TOKYO (The Straits Times/Asia News Network): Japanese Prime Minister Fumio Kishida and his visiting Singaporean counterpart Lee Hsien Loong pledged to work together to preserve regional peace and stability at their summit on Thursday (May 26).
Lee, noting that ties with Japan form one of Singapore’s most important bilateral relationships in Asia, said at the outset of their talks: “At a time of shifting strategic balance in Asia and major troubles in the world, especially in Ukraine recently, it is especially important for us to work together with each other bilaterally as well as in regional and international fora.”
Kishida said Singapore is a key partner with which “to maintain and strengthen a free and open international order based on the rule of law”.
“While firmly opposing any actions that threaten our shared principles, I look forward to working hand in hand with Singapore to bring about a free and open Indo-Pacific,” he added.
A statement by Singapore’s Ministry of Foreign Affairs said Lee informed Kishida of the Republic’s decision to participate in the World Expo, which will take place in Osaka in 2025.
Thursday was Lee’s third day of a four-day working visit to Japan.

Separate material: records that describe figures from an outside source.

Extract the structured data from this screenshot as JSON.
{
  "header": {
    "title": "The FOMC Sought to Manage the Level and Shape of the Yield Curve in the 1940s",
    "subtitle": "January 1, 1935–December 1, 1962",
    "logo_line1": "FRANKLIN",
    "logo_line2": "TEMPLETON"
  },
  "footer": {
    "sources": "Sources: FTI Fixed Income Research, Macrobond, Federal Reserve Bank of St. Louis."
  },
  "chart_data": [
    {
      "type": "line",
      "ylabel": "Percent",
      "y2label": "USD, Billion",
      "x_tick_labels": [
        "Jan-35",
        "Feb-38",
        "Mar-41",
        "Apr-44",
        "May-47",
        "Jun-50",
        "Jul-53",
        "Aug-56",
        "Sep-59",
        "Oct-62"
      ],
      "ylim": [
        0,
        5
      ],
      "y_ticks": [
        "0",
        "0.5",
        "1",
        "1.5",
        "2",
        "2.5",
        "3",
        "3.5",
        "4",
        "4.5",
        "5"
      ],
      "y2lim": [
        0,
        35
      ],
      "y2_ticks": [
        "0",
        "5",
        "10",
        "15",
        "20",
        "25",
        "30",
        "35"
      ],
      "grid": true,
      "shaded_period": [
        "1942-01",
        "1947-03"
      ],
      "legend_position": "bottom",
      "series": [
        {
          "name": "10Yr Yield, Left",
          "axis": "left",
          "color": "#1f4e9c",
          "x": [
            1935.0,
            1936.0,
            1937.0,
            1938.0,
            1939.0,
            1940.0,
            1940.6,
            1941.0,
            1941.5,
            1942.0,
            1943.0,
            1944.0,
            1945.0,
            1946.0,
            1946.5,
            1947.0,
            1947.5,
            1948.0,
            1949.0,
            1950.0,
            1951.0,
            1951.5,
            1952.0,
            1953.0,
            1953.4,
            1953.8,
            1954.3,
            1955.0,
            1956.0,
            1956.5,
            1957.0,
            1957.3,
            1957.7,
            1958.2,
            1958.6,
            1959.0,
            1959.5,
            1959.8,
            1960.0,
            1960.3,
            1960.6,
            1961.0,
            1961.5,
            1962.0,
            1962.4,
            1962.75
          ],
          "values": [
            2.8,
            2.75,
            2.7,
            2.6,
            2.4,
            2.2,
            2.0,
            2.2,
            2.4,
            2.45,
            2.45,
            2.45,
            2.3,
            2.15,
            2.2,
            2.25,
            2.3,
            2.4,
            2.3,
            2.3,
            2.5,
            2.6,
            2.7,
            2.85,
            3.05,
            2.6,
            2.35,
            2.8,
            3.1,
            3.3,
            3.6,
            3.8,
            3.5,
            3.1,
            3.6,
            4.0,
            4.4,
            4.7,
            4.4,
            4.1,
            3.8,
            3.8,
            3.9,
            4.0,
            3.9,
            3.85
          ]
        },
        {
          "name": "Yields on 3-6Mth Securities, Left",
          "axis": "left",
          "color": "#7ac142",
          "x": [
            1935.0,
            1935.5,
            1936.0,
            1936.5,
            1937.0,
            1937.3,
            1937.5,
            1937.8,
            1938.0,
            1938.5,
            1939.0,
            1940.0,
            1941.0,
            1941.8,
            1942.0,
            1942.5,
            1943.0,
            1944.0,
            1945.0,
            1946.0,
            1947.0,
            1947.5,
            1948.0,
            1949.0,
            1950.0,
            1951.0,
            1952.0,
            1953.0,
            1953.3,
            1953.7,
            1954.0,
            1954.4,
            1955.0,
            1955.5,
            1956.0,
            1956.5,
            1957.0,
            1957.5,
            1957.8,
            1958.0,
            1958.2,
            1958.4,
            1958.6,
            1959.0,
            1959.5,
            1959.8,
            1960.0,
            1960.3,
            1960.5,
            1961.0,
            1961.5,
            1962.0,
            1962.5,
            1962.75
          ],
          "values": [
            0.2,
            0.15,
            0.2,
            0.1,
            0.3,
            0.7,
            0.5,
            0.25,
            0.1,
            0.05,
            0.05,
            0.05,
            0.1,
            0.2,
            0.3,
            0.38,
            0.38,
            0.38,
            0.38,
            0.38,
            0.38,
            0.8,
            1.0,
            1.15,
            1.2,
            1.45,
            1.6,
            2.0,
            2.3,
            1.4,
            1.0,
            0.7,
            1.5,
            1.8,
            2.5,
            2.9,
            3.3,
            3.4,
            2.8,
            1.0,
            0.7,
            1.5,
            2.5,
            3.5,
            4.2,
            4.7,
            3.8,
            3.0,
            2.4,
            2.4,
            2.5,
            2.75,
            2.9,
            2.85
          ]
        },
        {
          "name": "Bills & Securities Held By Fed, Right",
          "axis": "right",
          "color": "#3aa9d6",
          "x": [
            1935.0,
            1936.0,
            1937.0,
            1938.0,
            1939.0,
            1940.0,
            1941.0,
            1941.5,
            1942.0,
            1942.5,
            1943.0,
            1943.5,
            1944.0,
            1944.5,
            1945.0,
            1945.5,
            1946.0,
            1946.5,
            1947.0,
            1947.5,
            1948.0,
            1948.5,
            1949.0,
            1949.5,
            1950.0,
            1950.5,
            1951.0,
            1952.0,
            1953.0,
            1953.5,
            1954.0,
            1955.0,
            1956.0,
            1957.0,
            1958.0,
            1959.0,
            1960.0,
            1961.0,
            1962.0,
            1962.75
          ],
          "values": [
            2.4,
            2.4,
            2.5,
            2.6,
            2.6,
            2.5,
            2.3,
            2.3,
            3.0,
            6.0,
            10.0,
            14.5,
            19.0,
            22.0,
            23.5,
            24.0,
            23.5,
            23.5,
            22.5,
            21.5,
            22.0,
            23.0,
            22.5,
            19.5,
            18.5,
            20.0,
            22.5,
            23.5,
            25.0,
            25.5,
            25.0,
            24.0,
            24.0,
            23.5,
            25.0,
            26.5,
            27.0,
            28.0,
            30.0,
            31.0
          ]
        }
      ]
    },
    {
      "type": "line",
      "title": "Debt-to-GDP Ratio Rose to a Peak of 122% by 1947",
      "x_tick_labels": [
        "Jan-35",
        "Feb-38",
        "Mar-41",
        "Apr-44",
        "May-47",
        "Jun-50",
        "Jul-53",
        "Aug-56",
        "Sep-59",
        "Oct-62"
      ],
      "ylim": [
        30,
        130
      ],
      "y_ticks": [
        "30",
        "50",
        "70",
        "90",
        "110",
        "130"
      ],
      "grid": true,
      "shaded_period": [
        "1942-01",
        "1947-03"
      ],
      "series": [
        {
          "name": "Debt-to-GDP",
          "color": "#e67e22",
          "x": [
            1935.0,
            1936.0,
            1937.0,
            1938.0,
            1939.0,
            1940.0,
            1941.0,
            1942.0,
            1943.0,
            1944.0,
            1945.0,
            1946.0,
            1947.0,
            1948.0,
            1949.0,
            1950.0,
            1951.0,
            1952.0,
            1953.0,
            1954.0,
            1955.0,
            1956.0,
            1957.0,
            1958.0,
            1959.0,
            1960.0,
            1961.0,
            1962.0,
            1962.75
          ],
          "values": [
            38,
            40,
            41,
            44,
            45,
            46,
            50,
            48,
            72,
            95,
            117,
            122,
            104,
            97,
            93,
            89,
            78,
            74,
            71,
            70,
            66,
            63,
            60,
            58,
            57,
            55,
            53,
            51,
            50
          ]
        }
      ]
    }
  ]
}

Earlier, he spoke at the Future of Asia conference and had lunch with Japanese business representatives.
At their meeting on Thursday night, the two leaders announced a Japan-Singapore Economic Dialogue, to be chaired at the vice-ministerial or permanent secretary level, so as to enhance bilateral economic ties.
Japan was Singapore’s eighth largest trading partner last year, while they were each other’s top Asian investor as at end-2020.
The leaders then witnessed the exchange of two agreements.
The first, on digital government transformation between Singapore’s GovTech and the Japan Digital Agency, will focus on the exchange of know-how in areas such as digital identity, artificial intelligence and the cloud.
In line with their portfolios, Dr Janil Puthucheary, Singapore's Senior Minister of State for Communications and Information and Minister-in-charge of GovTech, and Dr Karen Makishima, Japan's Digital Minister, used tablets instead of the traditional document folder.
The second pact, between Enterprise Singapore (EnterpriseSG) and the Japan External Trade Organisation (Jetro), will facilitate greater access for start-ups in digital and green transformation.
EnterpriseSG chief executive officer Png Cheong Boon told The Straits Times that the latter agreement will “better connect our respective innovation and start-up ecosystems” while also growing collaboration between start-ups and large corporations.
“In doing so, our enterprises can seize emerging opportunities in the digital and green economy and compete on a global scale,” he said.
Singapore start-ups like Swat Mobility, a transport-on-demand service, and Crust Group, which upcycles edible bread leftovers into craft beer, have benefited from existing cooperation between EnterpriseSG and Jetro, which helped open doors with potential partners.
Swat Mobility took part in a trial in Kitakyushu city in south-western Japan in late 2021, in which it analysed the usage data of public buses in the city and proposed revisions to schedules.
It found that the bus operator could slash travel routes from 40 to just 10, which in turn reduced operational costs and carbon footprint, while increasing bus usage rates of up to 30 per cent.
Swat Mobility has since entered a long-term contract with Kitakyushu, and is exploring other opportunities, including with the Tokyo Metropolitan Government.
Crust Group, meanwhile, launched a pale ale in November last year that was brewed using surplus bread from popular bakery Maison Kayser.
“We are committed to continue pioneering the food upcycling movement in Japan, and have big plans to… help more companies minimise their food waste,” said Crust Group founder Travin Singh.